Usando métodos inovadores de análise criados no instituto de neuroimagem e informática da universidade da Califórnia, o consórcio mediu e mapeou variantes estruturais entre os cérebros de cada grupo.

19 Fev, 2020

Pesquisadores de todo o mundo reuniram-se recentemente para analisar montes de dados de neuroimagem e agora têm uma melhor compreensão da esquizofrenia. Isso está de acordo com um estudo que incorpora centenas de exames de ressonância magnética,  publicados em 12 de fevereiro no American Journal of Psychiatry. Após a análise, pacientes com um distúrbio cromossômico raro e fatores de risco conhecidos para esquizofrenia (22q11DS) apresentaram volumes cerebrais mais baixos em determinadas regiões do órgão. Os resultados podem lançar luz sobre outras doenças mentais graves, acreditam os pesquisadores.

"Reunimos muitos dos principais centros de pesquisa que estudam o 22q11DS em todo o mundo para criar o maior estudo de neuroimagem da doença", disse o primeiro autor Christopher Ching, PhD, pesquisador de pós-doutorado da Faculdade de Medicina da Universidade do Sul da Califórnia. em um comunicado.

Indivíduos com síndrome de exclusão 22q11DS, ou síndrome de DiGeorge, estão com falta de um pequeno pedaço do cromossomo 22, que pode afetar todas as partes do corpo. A anormalidade também é o mais forte fator de risco genético conhecido para esquizofrenia. De fato, quase 25% das pessoas com 22q desenvolvem a doença ou apresentam sintomas psicóticos, observaram os autores. 

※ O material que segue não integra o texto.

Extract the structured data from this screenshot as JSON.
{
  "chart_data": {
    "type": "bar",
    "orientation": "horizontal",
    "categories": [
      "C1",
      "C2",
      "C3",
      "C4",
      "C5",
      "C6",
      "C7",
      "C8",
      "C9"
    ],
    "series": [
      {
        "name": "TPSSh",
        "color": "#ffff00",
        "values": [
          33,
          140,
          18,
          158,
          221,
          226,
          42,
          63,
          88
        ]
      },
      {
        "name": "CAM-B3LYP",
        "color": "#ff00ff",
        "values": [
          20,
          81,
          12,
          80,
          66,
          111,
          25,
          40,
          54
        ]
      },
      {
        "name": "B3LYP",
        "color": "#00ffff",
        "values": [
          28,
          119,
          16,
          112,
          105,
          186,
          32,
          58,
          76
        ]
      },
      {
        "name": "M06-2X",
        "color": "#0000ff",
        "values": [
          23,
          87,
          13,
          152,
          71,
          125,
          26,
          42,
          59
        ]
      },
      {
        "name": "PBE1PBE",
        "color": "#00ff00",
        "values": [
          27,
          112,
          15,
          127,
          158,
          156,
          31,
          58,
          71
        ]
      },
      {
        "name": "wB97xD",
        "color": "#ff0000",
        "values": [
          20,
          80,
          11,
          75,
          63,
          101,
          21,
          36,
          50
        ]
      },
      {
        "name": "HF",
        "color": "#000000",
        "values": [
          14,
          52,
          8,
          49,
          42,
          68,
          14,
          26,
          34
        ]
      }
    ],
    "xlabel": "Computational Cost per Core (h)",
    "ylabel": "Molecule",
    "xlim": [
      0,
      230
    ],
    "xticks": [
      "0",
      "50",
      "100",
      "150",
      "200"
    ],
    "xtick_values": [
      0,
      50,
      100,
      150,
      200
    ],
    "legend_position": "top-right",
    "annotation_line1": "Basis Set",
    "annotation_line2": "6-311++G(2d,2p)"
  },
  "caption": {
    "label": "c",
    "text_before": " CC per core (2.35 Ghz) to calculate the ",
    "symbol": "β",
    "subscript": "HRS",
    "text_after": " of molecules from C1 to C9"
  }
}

Apenas cerca de 1 em 4.000 indivíduos tem esse distúrbio, dificultando o estudo por uma instituição. Mas entender a condição ofereceria uma visão de como os problemas psiquiátricos se desenvolvem ao longo de períodos específicos. Com isso em mente, o consórcio Enhancing Neuro Imaging Genetics da USC através da meta-análise (ENIGMA) criou um grupo de trabalho para reunir dados 22q de centros de pesquisa em todo o mundo. No total, eles analisaram 533 exames de ressonância magnética feitos em pacientes com síndrome de DiGeorge, além de 330 indivíduos saudáveis. 

Usando métodos inovadores de análise criados no instituto de neuroimagem e informática da universidade da Califórnia, o consórcio mediu e mapeou variantes estruturais entre os cérebros de cada grupo. No geral, aqueles com 22q apresentaram volumes "cerebrais" significativamente mais baixos, com medidas mais baixas no tálamo, hipocampo e amígdala, em comparação com os controles. O primeiro grupo também teve volumes mais altos em algumas estruturas cerebrais, observaram os autores. 

Além disso, alterações cerebrais em indivíduos com anormalidade genética e psicose “sobrepostas” com alterações cerebrais relatadas em estudos anteriores de esquizofrenia, transtorno bipolar, depressão grave e transtorno obsessivo-compulsivo baseados em neuroimagem. "Isso é importante porque essas assinaturas sobrepostas do cérebro adicionam evidências para apoiar o 22q11DS como um bom modelo para entender a esquizofrenia na população em geral", disse ele. "E graças a esses grandes estudos do ENIGMA, agora temos uma maneira de comparar diretamente marcadores cerebrais padronizados entre as principais doenças psiquiátricas em uma escala sem precedentes".